WHAT ARE THE SYMPTOMS OF GETTING TOO MUCH PARA-AMINOBENZOIC ACID?
Unlike other water soluble vitamins, excess para-aminobenzoic acid is stored in the body and toxic levels can build up. No official tolerable upper limit (TUL) has been set for para-aminobenzoic acid but most sources consider up to 400mg per day as safe. Exceeding this limit has been linked with mild overdose symptoms. Taking more than 8 grams (g) per day has been linked with more serious symptoms and doses of over 20g can be fatal in small children. The symptoms of para-aminobenzoic acid overdose include:
– Liver damage.
– Skin rashes.
WHAT ARE THE SYMPTOMS OF NOT GETTING ENOUGH PARA-AMINOBENZOIC ACID?

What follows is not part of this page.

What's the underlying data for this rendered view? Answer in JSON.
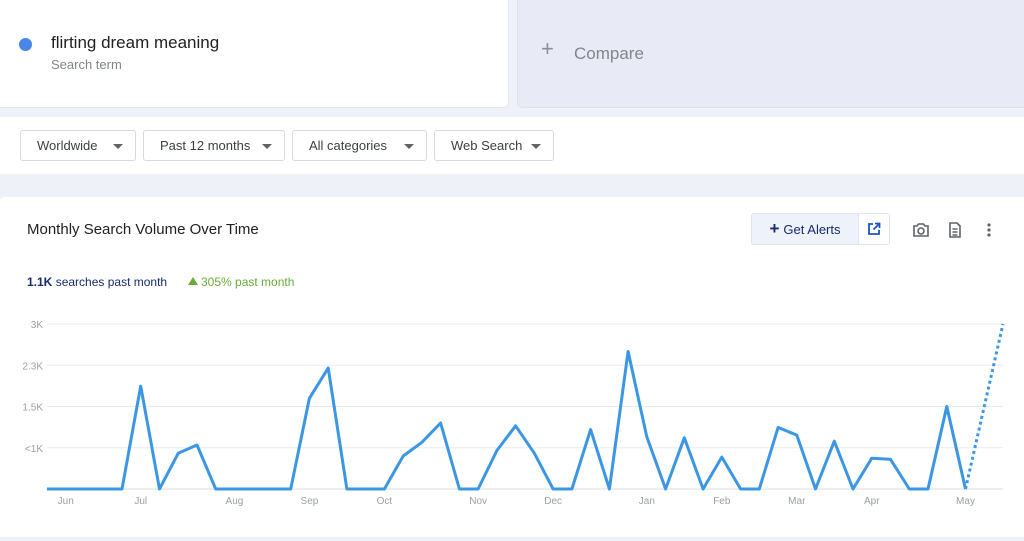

Para-aminobenzoic acid deficiency is rare as the body can produce this nutrient and most foods contain some level of para-aminobenzoic acid. However, certain antibiotics can inhibit the production of para-aminobenzoic acid and contribute to a deficiency. The symptoms of para-aminobenzoic acid deficiency include:
– Gastro-intestinal disorders.
– Premature grey hair.
– Premature wrinkling of the skin.
PARA-AMINOBENZOIC ACID SUMMARY
I hope this article has given you a good overview of para-aminobenzoic acid. Whilst it is not officially a vitamin it has much to offer in terms of cellular health. So make sure you fill up on green, leafy salads regularly to enjoy all the benefits of para-aminobenzoic acid.